ECLI:NL:RBDHA:2024:10082

Rechtbank Den Haag

Datum uitspraak
10 juni 2024
Publicatiedatum
1 juli 2024
Zaaknummer
NL24.21869
Instantie
Rechtbank Den Haag
Type
Uitspraak
Rechtsgebied
Bestuursrecht; Vreemdelingenrecht
Procedures
  • Eerste aanleg - enkelvoudig
Rechters
Vindplaatsen
  • Rechtspraak.nl
AI samenvatting door LexboostAutomatisch gegenereerd

Onrechtmatige vreemdelingenbewaring en afwijzing verzoek om schadevergoeding

In deze zaak heeft de rechtbank Den Haag op 10 juni 2024 uitspraak gedaan in een beroep tegen de vreemdelingenbewaring van eiser, die op 23 mei 2024 door de staatssecretaris van Justitie en Veiligheid in bewaring was gesteld. Eiser, die stelt de Algerijnse nationaliteit te hebben, was het niet eens met de grondslag van zijn bewaring en heeft beroep ingesteld, dat ook als verzoek om schadevergoeding werd aangemerkt. Tijdens de zitting op 3 juni 2024 is eiser verschenen, bijgestaan door een tolk, terwijl de staatssecretaris werd vertegenwoordigd door zijn gemachtigde.

De rechtbank heeft beoordeeld of de bewaring van eiser rechtmatig was. Eiser voerde aan dat zijn ophouding onrechtmatig was omdat deze op een onjuiste wettelijke grondslag was gebaseerd. De rechtbank oordeelde echter dat de staatssecretaris terecht had gesteld dat de identiteit van eiser niet vaststond op het moment van zijn overname vanuit het strafrechtelijke traject.

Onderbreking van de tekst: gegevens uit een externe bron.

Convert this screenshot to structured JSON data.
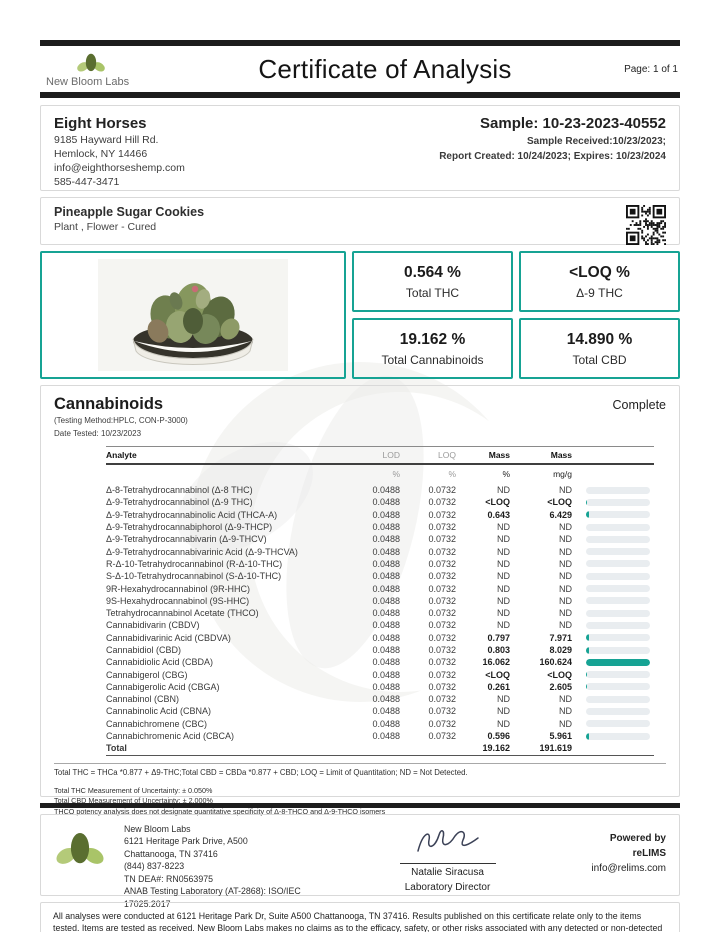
{
  "header": {
    "brand": "New Bloom Labs",
    "title": "Certificate of Analysis",
    "page": "Page: 1 of 1"
  },
  "client": {
    "name": "Eight Horses",
    "address1": "9185 Hayward Hill Rd.",
    "address2": "Hemlock, NY 14466",
    "email": "info@eighthorseshemp.com",
    "phone": "585-447-3471"
  },
  "sample": {
    "id": "Sample: 10-23-2023-40552",
    "received": "Sample Received:10/23/2023;",
    "report": "Report Created: 10/24/2023; Expires: 10/23/2024"
  },
  "product": {
    "name": "Pineapple Sugar Cookies",
    "type": "Plant , Flower - Cured"
  },
  "summary": {
    "boxes": [
      {
        "value": "0.564 %",
        "label": "Total THC"
      },
      {
        "value": "<LOQ %",
        "label": "Δ-9 THC"
      },
      {
        "value": "19.162 %",
        "label": "Total Cannabinoids"
      },
      {
        "value": "14.890 %",
        "label": "Total CBD"
      }
    ]
  },
  "cannabinoids": {
    "title": "Cannabinoids",
    "status": "Complete",
    "method": "(Testing Method:HPLC, CON-P-3000)",
    "date_tested": "Date Tested: 10/23/2023",
    "columns": {
      "analyte": "Analyte",
      "lod": "LOD",
      "loq": "LOQ",
      "mass1": "Mass",
      "mass2": "Mass"
    },
    "units": {
      "lod": "%",
      "loq": "%",
      "mass1": "%",
      "mass2": "mg/g"
    },
    "rows": [
      {
        "analyte": "Δ-8-Tetrahydrocannabinol (Δ-8 THC)",
        "lod": "0.0488",
        "loq": "0.0732",
        "mass_pct": "ND",
        "mass_mgg": "ND",
        "bar": 0
      },
      {
        "analyte": "Δ-9-Tetrahydrocannabinol (Δ-9 THC)",
        "lod": "0.0488",
        "loq": "0.0732",
        "mass_pct": "<LOQ",
        "mass_mgg": "<LOQ",
        "bar": 1.5
      },
      {
        "analyte": "Δ-9-Tetrahydrocannabinolic Acid (THCA-A)",
        "lod": "0.0488",
        "loq": "0.0732",
        "mass_pct": "0.643",
        "mass_mgg": "6.429",
        "bar": 4
      },
      {
        "analyte": "Δ-9-Tetrahydrocannabiphorol (Δ-9-THCP)",
        "lod": "0.0488",
        "loq": "0.0732",
        "mass_pct": "ND",
        "mass_mgg": "ND",
        "bar": 0
      },
      {
        "analyte": "Δ-9-Tetrahydrocannabivarin (Δ-9-THCV)",
        "lod": "0.0488",
        "loq": "0.0732",
        "mass_pct": "ND",
        "mass_mgg": "ND",
        "bar": 0
      },
      {
        "analyte": "Δ-9-Tetrahydrocannabivarinic Acid (Δ-9-THCVA)",
        "lod": "0.0488",
        "loq": "0.0732",
        "mass_pct": "ND",
        "mass_mgg": "ND",
        "bar": 0
      },
      {
        "analyte": "R-Δ-10-Tetrahydrocannabinol (R-Δ-10-THC)",
        "lod": "0.0488",
        "loq": "0.0732",
        "mass_pct": "ND",
        "mass_mgg": "ND",
        "bar": 0
      },
      {
        "analyte": "S-Δ-10-Tetrahydrocannabinol (S-Δ-10-THC)",
        "lod": "0.0488",
        "loq": "0.0732",
        "mass_pct": "ND",
        "mass_mgg": "ND",
        "bar": 0
      },
      {
        "analyte": "9R-Hexahydrocannabinol (9R-HHC)",
        "lod": "0.0488",
        "loq": "0.0732",
        "mass_pct": "ND",
        "mass_mgg": "ND",
        "bar": 0
      },
      {
        "analyte": "9S-Hexahydrocannabinol (9S-HHC)",
        "lod": "0.0488",
        "loq": "0.0732",
        "mass_pct": "ND",
        "mass_mgg": "ND",
        "bar": 0
      },
      {
        "analyte": "Tetrahydrocannabinol Acetate (THCO)",
        "lod": "0.0488",
        "loq": "0.0732",
        "mass_pct": "ND",
        "mass_mgg": "ND",
        "bar": 0
      },
      {
        "analyte": "Cannabidivarin (CBDV)",
        "lod": "0.0488",
        "loq": "0.0732",
        "mass_pct": "ND",
        "mass_mgg": "ND",
        "bar": 0
      },
      {
        "analyte": "Cannabidivarinic Acid (CBDVA)",
        "lod": "0.0488",
        "loq": "0.0732",
        "mass_pct": "0.797",
        "mass_mgg": "7.971",
        "bar": 5
      },
      {
        "analyte": "Cannabidiol (CBD)",
        "lod": "0.0488",
        "loq": "0.0732",
        "mass_pct": "0.803",
        "mass_mgg": "8.029",
        "bar": 5
      },
      {
        "analyte": "Cannabidiolic Acid (CBDA)",
        "lod": "0.0488",
        "loq": "0.0732",
        "mass_pct": "16.062",
        "mass_mgg": "160.624",
        "bar": 100
      },
      {
        "analyte": "Cannabigerol (CBG)",
        "lod": "0.0488",
        "loq": "0.0732",
        "mass_pct": "<LOQ",
        "mass_mgg": "<LOQ",
        "bar": 1.5
      },
      {
        "analyte": "Cannabigerolic Acid (CBGA)",
        "lod": "0.0488",
        "loq": "0.0732",
        "mass_pct": "0.261",
        "mass_mgg": "2.605",
        "bar": 2
      },
      {
        "analyte": "Cannabinol (CBN)",
        "lod": "0.0488",
        "loq": "0.0732",
        "mass_pct": "ND",
        "mass_mgg": "ND",
        "bar": 0
      },
      {
        "analyte": "Cannabinolic Acid (CBNA)",
        "lod": "0.0488",
        "loq": "0.0732",
        "mass_pct": "ND",
        "mass_mgg": "ND",
        "bar": 0
      },
      {
        "analyte": "Cannabichromene (CBC)",
        "lod": "0.0488",
        "loq": "0.0732",
        "mass_pct": "ND",
        "mass_mgg": "ND",
        "bar": 0
      },
      {
        "analyte": "Cannabichromenic Acid (CBCA)",
        "lod": "0.0488",
        "loq": "0.0732",
        "mass_pct": "0.596",
        "mass_mgg": "5.961",
        "bar": 4
      }
    ],
    "total": {
      "label": "Total",
      "mass_pct": "19.162",
      "mass_mgg": "191.619"
    },
    "footnote1": "Total THC = THCa *0.877 + Δ9-THC;Total CBD = CBDa *0.877 + CBD; LOQ = Limit of Quantitation; ND = Not Detected.",
    "footnotes": [
      "Total THC Measurement of Uncertainty: ± 0.050%",
      "Total CBD Measurement of Uncertainty: ± 2.000%",
      "THCO potency analysis does not designate quantitative specificity of Δ-8-THCO and Δ-9-THCO isomers"
    ]
  },
  "footer": {
    "lab_lines": [
      "New Bloom Labs",
      "6121 Heritage Park Drive, A500",
      "Chattanooga, TN 37416",
      "(844) 837-8223",
      "TN DEA#: RN0563975",
      "ANAB Testing Laboratory (AT-2868): ISO/IEC",
      "17025:2017"
    ],
    "signature": {
      "name": "Natalie Siracusa",
      "title": "Laboratory Director"
    },
    "powered": {
      "line1": "Powered by",
      "line2": "reLIMS",
      "line3": "info@relims.com"
    }
  },
  "disclaimer": "All analyses were conducted at 6121 Heritage Park Dr, Suite A500 Chattanooga, TN 37416. Results published on this certificate relate only to the items tested. Items are tested as received. New Bloom Labs makes no claims as to the efficacy, safety, or other risks associated with any detected or non-detected level of any compounds reported herein. This Certificate shall not be reproduced except in full, without the written approval of New Bloom Labs.",
  "colors": {
    "accent_teal": "#16a394",
    "logo_dark_green": "#5a6e30",
    "logo_light_green": "#a9c468"
  }
}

Eiser had geen bewijs geleverd dat zijn identiteit eerder was vastgesteld.

Daarnaast oordeelde de rechtbank dat de staatssecretaris niet had voldaan aan de informatieplicht uit het Vreemdelingenbesluit, maar dat dit gebrek niet leidde tot onrechtmatigheid van de maatregel. De rechtbank concludeerde dat de staatssecretaris voldoende had gemotiveerd dat er een risico bestond dat eiser zich aan het toezicht zou onttrekken, en dat er geen lichter middel kon worden toegepast. Uiteindelijk werd het beroep ongegrond verklaard en het verzoek om schadevergoeding afgewezen. De uitspraak werd openbaar gemaakt op 10 juni 2024.

Uitspraak

uitspraak

RECHTBANK DEN HAAG

Zittingsplaats Utrecht Bestuursrecht zaaknummer: NL24.21869
uitspraak van de enkelvoudige kamer in de zaak tussen

[eiser] , eiser V-nummer: [V-nummer]

(gemachtigde: mr. D.W.M. van Erp), en
de Staatssecretaris van Justitie en Veiligheid, (gemachtigde: mr. R.P.G. van Bel).

Inleiding

Op 23 mei 2024 heeft de staatssecretaris eiser in vreemdelingenbewaring (bewaring) gesteld, op grond van artikel 59, eerste lid, aanhef en onder a, van de Vreemdelingenwet 2000 (Vw).
Eiser is het hier niet mee eens en heeft beroep ingesteld. Dit beroep wordt ook aangemerkt als een verzoek om schadevergoeding.
De rechtbank heeft het beroep op 3 juni 2024 op zitting behandeld. Eiser is verschenen. Als tolk is verschenen T. Baddouri. De staatssecretaris heeft zich laten vertegenwoordigen door zijn gemachtigde.
In deze uitspraak beoordeelt de rechtbank of de bewaring van eiser rechtmatig is.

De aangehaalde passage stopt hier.